1:37 i was kinda interested, now im intrigued
0:25 so the answer was 5, if we dragged the red down it would of shown us that we were correct
Before watching: It is exaclty 5. And for verifying it u don't need any calculation --- the line from the centre of the medium circle (which sits on the diameter of the outer circle) to the intersection with the outer cirlce is parallel to its diameter --- thats only the case when u can also "slide" down the medium circle along the small circle so that all circle tough each other, i.e. the rest of the diameter _is_ the medium circle's diameter
Solved it after seeing the thumbnail.

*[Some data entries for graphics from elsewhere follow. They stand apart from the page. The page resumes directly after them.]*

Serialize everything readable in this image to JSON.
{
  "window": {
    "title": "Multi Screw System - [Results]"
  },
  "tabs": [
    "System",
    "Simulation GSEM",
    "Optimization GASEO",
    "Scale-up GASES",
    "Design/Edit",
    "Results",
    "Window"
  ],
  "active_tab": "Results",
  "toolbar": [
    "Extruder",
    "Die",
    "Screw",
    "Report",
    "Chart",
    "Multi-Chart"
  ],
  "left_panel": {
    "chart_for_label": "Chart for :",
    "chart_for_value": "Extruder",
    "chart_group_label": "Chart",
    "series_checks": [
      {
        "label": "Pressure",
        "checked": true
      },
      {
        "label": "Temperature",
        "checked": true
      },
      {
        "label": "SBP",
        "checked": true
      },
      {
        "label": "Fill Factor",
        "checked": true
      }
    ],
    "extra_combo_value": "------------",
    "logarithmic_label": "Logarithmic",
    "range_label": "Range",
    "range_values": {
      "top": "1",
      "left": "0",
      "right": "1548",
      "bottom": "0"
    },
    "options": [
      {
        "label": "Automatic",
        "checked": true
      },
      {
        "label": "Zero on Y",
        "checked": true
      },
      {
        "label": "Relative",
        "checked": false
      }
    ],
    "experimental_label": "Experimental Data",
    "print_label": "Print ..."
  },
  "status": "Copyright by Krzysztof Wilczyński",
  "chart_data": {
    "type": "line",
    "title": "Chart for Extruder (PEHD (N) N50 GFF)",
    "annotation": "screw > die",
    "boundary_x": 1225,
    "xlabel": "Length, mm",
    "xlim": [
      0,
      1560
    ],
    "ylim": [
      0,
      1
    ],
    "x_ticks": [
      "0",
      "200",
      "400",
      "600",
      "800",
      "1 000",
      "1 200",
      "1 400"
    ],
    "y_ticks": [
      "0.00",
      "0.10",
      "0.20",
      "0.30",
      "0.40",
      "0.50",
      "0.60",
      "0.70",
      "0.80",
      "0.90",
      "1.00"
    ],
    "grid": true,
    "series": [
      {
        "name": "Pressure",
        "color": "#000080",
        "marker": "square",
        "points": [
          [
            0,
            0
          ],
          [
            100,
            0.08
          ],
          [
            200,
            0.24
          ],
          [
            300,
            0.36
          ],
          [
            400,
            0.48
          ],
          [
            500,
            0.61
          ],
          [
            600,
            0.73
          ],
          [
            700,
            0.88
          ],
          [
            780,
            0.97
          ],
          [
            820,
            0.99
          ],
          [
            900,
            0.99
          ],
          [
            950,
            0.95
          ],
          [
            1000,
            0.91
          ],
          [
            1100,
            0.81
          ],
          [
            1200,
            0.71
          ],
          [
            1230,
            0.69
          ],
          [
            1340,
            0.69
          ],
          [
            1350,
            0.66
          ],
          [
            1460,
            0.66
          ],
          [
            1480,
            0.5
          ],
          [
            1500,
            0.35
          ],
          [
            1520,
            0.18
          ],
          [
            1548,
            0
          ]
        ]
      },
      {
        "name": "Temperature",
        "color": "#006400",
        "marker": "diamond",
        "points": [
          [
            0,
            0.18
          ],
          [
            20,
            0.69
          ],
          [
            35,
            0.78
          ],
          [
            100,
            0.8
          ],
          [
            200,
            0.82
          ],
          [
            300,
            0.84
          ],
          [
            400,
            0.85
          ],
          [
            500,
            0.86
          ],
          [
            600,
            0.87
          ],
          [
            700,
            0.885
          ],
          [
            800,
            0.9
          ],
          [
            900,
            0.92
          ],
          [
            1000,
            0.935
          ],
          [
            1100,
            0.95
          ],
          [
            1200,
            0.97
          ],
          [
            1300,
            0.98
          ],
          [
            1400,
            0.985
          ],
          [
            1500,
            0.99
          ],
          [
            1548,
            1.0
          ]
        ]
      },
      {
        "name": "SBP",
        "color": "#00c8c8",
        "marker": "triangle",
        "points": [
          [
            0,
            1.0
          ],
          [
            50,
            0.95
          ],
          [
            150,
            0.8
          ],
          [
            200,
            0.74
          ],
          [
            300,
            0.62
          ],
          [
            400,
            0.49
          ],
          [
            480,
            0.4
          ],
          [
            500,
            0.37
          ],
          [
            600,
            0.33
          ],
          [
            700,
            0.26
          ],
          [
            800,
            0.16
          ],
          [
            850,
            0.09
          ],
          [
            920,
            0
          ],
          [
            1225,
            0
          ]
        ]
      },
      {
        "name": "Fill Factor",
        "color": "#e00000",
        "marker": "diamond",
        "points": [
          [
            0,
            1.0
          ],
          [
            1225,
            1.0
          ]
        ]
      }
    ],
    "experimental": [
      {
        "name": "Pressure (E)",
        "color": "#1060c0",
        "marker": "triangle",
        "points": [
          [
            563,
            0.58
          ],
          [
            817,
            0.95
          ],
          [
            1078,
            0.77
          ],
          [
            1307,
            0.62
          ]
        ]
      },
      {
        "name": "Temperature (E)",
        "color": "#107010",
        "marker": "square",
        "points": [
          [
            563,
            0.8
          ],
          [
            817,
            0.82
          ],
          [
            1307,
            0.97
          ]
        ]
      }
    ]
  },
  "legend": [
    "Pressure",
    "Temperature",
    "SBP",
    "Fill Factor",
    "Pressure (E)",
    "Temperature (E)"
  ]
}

Feels good to see I wasn't wrong with my answer.
i love this channel
This is excellent work
I also found 5 but without doing anything. Except calculating 3+2 🤣
1.) I choose the center of the yellow semicircle as the origin C1=(0,0)
2.) The 1st point of the largest semicircle is at P1=(3/2, 0)
3.) Also the center of the largest semicircle is at C0=(a, -3/2), where "a" unknown
4.) The center of the red semicircle is at C2=(b, -3/2), where "b" is unknown
5.) The distance from C1 to C2 is 5/2
6.) b^2 + (-3/2)^2 = (5/2)^2 --> b^2 = 4 --> b = ±2
7.) Therefore C2=(-2, -3/2)
8.) The 2nd point of the largest semicircle is at P2=(-3, -3/2)
9.) The distance from C0 to P1 and the distance from C0 to P2 are equal
10.) (a + 3)^2 = (a - 3/2)^2 + (-3/2)^2 --> a^2 + 6a + 9 = a^2 - 3a + 9/2 --> 9a = -9/2 --> a = -1/2
11.) The center of the largest semicircle is at C0=(-1/2, -3/2)
12.) The radius of the largest semicircle is "a+3" which equals to 5/2
13.) The diameter of the largest semicircle is 5
Cool. Now do the proof that if two kegs of a triangle inscribed in a circle are on the diameter then it’s a right triangle?
Dude, that was obviously a 5-4-3 triangle at the beginning.
Awesome, very easy to understand explanations :)
Nice! Really like your content and not hearing cancel. Keep them coming!